The deep divisions within the union movement were laid bare as supporters and opponents of the euro attacked the Government's "wait and see" stance on membership of the economic and monetary union.

John Monks, TUC general secretary, told the conference in Blackpool that a decision to join the euro would boost the economy with cuts in interest rates in the long-term and called on the Prime Minister to give clearer leadership on early entry to the monetary union.

However, Bill Morris, general secretary of the Transport and General Workers' Union, voiced the concern of an increasing number of unions that the nation was "sleep-walking" into a single currency and warned that the European Central Bank would impose an even tighter anti-inflationary straitjacket than that imposed by the Bank of England's Monetary Policy Committee.

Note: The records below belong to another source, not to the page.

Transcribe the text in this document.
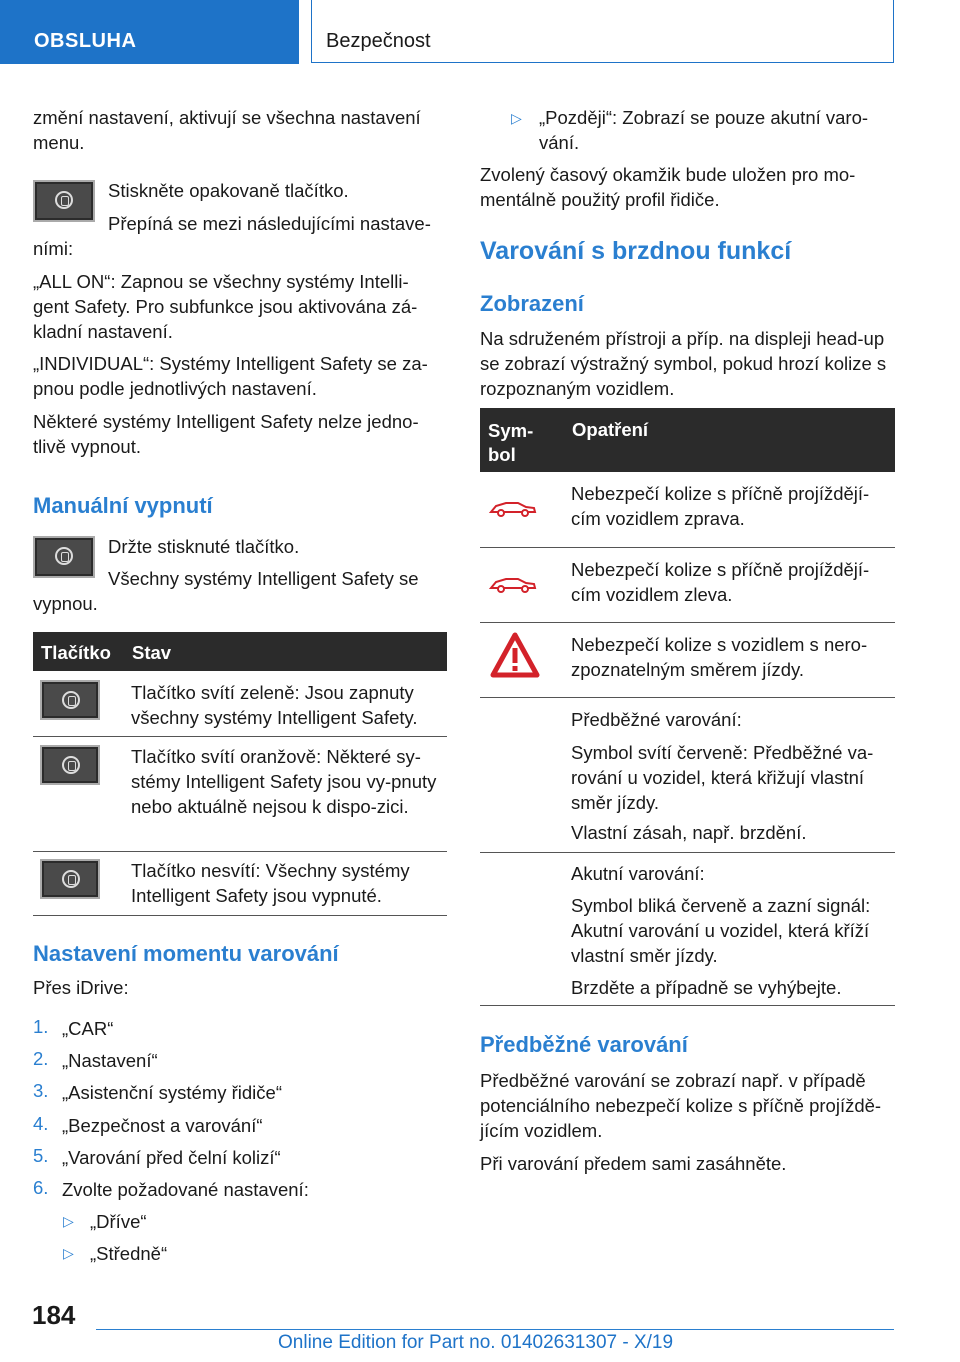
OBSLUHA	Bezpečnost
změní nastavení, aktivují se všechna nastavení menu.
Stiskněte opakovaně tlačítko.
Přepíná se mezi následujícími nastave-
ními:
„ALL ON“: Zapnou se všechny systémy Intelli-gent Safety. Pro subfunkce jsou aktivována zá-kladní nastavení.
„INDIVIDUAL“: Systémy Intelligent Safety se za-pnou podle jednotlivých nastavení.
Některé systémy Intelligent Safety nelze jedno-tlivě vypnout.
Manuální vypnutí
Držte stisknuté tlačítko.
Všechny systémy Intelligent Safety se
vypnou.
Tlačítko Stav
Tlačítko svítí zeleně: Jsou zapnuty všechny systémy Intelligent Safety.
Tlačítko svítí oranžově: Některé sy-stémy Intelligent Safety jsou vy-pnuty nebo aktuálně nejsou k dispo-zici.
Tlačítko nesvítí: Všechny systémy Intelligent Safety jsou vypnuté.
Nastavení momentu varování
Přes iDrive:
1. „CAR“
2. „Nastavení“
3. „Asistenční systémy řidiče“
4. „Bezpečnost a varování“
5. „Varování před čelní kolizí“
6. Zvolte požadované nastavení:
▷ „Dříve“
▷ „Středně“
▷ „Později“: Zobrazí se pouze akutní varo-vání.
Zvolený časový okamžik bude uložen pro mo-mentálně použitý profil řidiče.
Varování s brzdnou funkcí
Zobrazení
Na sdruženém přístroji a příp. na displeji head-up se zobrazí výstražný symbol, pokud hrozí kolize s rozpoznaným vozidlem.
Sym-bol
Opatření
Nebezpečí kolize s příčně projíždějí-cím vozidlem zprava.
Nebezpečí kolize s příčně projíždějí-cím vozidlem zleva.
Nebezpečí kolize s vozidlem s nero-zpoznatelným směrem jízdy.
Předběžné varování:
Symbol svítí červeně: Předběžné va-rování u vozidel, která křižují vlastní směr jízdy.
Vlastní zásah, např. brzdění.
Akutní varování:
Symbol bliká červeně a zazní signál: Akutní varování u vozidel, která kříží vlastní směr jízdy.
Brzděte a případně se vyhýbejte.
Předběžné varování
Předběžné varování se zobrazí např. v případě potenciálního nebezpečí kolize s příčně projíždě-jícím vozidlem.
Při varování předem sami zasáhněte.
184
Online Edition for Part no. 01402631307 - X/19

Mr Morris said unions had been told to keep quiet in recent years about their fears over the euro because they would damage Labour's election pros-pects, but debate could no longer be avoided.

To loud applause, he called on the TUC leadership to hold an emergency conference before any referendum on joining the single currency to allow all union members to consider the impact on their jobs.

"The experience of the last few years show that full employment and the single currency do not mix," he said. "In the rush to meet the Maastricht criteria, unemployment across Europe has continued to rise.

"If you think the Monetary Policy Committee is invisible and democratically unaccountable you ain't seen nothing yet. Wait till you meet the European Central Bank - at least you know what Eddie George looks like."

Britain's two biggest unions, Unison and the TGWU, both oppose Britain becoming a member of the single currency and are backed by several smaller unions in their claim that it would cost jobs, cut wages and lead to a crippling squeeze on public spending.

Doug Nicholls, general secretary of the Community and Youth Workers Union, called economic and monetary union a "hostile takeover" of the British economy.

Mr Monks said he accepted that many unions had doubts about monetary union but it was clear that the euro could be a bulwark of stability in a world reeling from economic turmoil.

"Staying out in the cold for the time being will look less and less attractive as we see the effects of the UK being excluded from the European Central Bank and the euro group of finance ministers," he said.

He was given strong support by Ken Jackson, general secretary of the electricians' and engineers' union, AEEU, who said that opponents of the euro were "flat-earthers" who failed to see that large sections of manufacturing could transfer from Britain to a cheaper and more stable Europe.

Arthur Scargill, president of the National Union of Mineworkers, urged delegates to back his campaign to pull Britain out of the European Union. However, the conference rejected his amendment overwhelmingly.